No need to create filesystem.
Here is a script:

#!/bin/sh -x
zramctl -s 100M /dev/zram0
echo -n 1 | cryptsetup open --type plain /dev/zram0 crypt --

# Bug appears only when blocksize != 4096,8192,16384, etc
dd if=/dev/zero of=/dev/mapper/crypt bs=2048

sync
echo 1 > /proc/sys/vm/drop_caches

cmp -n 100M /dev/zero /dev/mapper/crypt
Comment 5 Mike Snitzer 2019-02-06 14:57:55 UTC
This is very likely some ARM-specific crypto accelerator bug.  Changing component to crypto.  Sorry I cannot help further given the provided info.
Comment 6 Mike Snitzer 2019-02-06 14:59:28 UTC
(In reply to Mike Snitzer from comment #5)
> This is very likely some ARM-specific crypto accelerator bug.  Changing
> component to crypto.  Sorry I cannot help further given the provided info.
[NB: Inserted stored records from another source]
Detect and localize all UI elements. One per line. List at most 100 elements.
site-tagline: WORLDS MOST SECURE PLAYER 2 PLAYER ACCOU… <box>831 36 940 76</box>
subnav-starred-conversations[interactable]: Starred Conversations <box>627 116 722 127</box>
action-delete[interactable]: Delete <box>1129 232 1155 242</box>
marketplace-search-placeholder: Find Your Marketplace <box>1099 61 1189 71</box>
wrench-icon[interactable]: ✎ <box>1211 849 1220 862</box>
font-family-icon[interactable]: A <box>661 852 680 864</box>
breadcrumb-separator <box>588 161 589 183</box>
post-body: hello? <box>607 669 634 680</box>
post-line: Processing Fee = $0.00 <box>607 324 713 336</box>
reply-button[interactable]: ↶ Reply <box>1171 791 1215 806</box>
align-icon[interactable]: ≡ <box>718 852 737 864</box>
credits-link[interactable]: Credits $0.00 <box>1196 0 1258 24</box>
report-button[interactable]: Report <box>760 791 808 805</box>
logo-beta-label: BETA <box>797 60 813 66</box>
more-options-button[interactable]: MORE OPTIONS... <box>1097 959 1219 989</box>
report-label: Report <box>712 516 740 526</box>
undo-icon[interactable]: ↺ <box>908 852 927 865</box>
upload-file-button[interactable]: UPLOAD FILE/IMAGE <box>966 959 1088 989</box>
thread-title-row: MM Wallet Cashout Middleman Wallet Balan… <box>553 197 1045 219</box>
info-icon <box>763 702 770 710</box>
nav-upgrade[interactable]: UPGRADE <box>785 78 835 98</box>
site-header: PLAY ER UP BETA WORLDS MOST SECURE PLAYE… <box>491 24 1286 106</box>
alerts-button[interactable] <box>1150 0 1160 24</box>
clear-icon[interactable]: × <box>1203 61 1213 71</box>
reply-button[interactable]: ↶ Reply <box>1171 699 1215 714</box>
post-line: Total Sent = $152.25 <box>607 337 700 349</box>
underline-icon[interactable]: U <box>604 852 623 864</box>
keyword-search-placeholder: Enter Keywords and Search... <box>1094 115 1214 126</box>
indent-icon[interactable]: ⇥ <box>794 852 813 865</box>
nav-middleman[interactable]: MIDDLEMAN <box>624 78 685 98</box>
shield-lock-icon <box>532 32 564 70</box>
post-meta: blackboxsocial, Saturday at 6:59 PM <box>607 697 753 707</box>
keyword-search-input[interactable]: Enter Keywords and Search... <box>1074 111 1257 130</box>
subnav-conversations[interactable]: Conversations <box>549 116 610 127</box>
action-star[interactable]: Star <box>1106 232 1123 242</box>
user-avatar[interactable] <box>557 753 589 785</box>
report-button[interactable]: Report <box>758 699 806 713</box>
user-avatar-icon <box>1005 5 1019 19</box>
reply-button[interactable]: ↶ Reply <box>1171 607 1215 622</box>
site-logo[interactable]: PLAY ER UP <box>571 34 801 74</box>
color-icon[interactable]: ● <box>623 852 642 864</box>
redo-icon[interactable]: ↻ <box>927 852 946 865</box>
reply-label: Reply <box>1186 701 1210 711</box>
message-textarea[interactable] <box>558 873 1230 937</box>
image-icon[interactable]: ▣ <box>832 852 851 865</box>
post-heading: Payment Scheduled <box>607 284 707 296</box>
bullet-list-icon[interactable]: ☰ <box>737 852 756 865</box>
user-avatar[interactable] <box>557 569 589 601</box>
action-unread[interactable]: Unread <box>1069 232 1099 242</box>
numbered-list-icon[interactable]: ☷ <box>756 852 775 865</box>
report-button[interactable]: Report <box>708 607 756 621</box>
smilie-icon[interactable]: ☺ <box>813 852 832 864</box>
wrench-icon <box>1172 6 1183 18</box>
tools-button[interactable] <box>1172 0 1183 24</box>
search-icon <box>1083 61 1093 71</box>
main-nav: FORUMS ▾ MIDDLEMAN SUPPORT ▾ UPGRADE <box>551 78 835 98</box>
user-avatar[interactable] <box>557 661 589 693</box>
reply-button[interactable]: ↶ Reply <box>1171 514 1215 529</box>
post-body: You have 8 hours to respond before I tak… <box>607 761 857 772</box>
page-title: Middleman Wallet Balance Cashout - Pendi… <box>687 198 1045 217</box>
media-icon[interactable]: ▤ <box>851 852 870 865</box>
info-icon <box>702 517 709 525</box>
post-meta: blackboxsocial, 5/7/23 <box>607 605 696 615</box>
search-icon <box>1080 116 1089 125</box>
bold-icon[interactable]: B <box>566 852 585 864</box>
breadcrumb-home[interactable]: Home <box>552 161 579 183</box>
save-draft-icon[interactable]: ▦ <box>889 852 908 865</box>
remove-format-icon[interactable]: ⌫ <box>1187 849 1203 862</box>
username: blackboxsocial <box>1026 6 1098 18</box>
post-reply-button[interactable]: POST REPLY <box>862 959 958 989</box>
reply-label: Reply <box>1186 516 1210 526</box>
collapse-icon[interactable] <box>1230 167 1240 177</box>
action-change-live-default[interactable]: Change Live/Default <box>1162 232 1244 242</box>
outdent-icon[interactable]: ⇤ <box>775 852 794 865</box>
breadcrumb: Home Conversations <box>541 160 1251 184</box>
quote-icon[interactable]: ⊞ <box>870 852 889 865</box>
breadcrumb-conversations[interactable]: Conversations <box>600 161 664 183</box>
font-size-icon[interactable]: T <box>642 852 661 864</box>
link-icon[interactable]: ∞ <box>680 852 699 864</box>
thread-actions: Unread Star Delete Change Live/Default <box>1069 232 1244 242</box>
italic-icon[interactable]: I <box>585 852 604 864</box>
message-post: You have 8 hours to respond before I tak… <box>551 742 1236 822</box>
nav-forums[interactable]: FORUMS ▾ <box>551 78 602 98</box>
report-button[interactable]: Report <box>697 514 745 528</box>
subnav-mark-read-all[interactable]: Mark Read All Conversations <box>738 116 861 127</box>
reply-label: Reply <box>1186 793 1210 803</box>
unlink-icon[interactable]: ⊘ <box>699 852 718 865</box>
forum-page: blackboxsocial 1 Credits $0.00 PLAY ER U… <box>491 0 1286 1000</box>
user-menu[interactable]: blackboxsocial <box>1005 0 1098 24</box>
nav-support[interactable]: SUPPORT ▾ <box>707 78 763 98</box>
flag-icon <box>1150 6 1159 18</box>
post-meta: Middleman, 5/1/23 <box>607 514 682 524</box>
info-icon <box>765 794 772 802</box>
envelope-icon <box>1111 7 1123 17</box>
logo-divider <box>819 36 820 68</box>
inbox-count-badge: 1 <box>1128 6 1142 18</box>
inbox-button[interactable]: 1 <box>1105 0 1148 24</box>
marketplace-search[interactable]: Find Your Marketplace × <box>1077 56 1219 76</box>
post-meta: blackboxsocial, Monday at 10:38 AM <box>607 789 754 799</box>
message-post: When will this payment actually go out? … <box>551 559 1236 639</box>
I actually have no idea how to get this to the crypto developers... cc'ing Herbert.
Comment 7 Herbert Xu 2019-02-20 10:30:44 UTC
Since you appear to be using rk_crypto could you please try disabling that (e.g., by not loading it if it's a module or use crconf to lower its priority) and see if the problem persists?

Thanks!
Comment 8 lirik.lv 2019-02-20 10:56:23 UTC
(In reply to Herbert Xu from comment #7)
> Since you appear to be using rk_crypto could you please try disabling that
> (e.g., by not loading it if it's a module or use crconf to lower its
> priority) and see if the problem persists?
> 
> Thanks!

Yes!
I've disabled `CONFIG_CRYPTO_DEV_ROCKCHIP` and problem is gone.

Thank you!
Comment 9 Ard Biesheuvel 2019-02-20 11:14:03 UTC
Some fixes for rockchip accelerators are under review here:
https://lore.kernel.org/linux-crypto/20190213082439.22138-1-zhangzj@rock-chips.com/
Comment 10 lirik.lv 2019-02-20 19:23:29 UTC
(In reply to Ard Biesheuvel from comment #9)
> Some fixes for rockchip accelerators are under review here:
> https://lore.kernel.org/linux-crypto/20190213082439.22138-1-zhangzj@rock-
> chips.com/

Tried this patch, bug still persist.
Comment 11 Ard Biesheuvel 2019-02-20 19:24:41 UTC
(In reply to lirik.lv from comment #10)
> (In reply to Ard Biesheuvel from comment #9)
> > Some fixes for rockchip accelerators are under review here:
> > https://lore.kernel.org/linux-crypto/20190213082439.22138-1-zhangzj@rock-
> > chips.com/
> 
> Tried this patch, bug still persist.

Did you try both patches? It is a series of 2.
Comment 12 lirik.lv 2019-02-20 19:56:12 UTC
(In reply to Ard Biesheuvel from comment #11)

> Did you try both patches? It is a series of 2.

Yes, I've tried both of them.
Comment 13 lirik.lv 2019-02-20 19:59:58 UTC
(In reply to lirik.lv from comment #12)
> (In reply to Ard Biesheuvel from comment #11)
> 
> > Did you try both patches? It is a series of 2.
> 
> Yes, I've tried both of them.

Also, after applying patches I got kernel panic when running my first script, when it copy file on crypt device.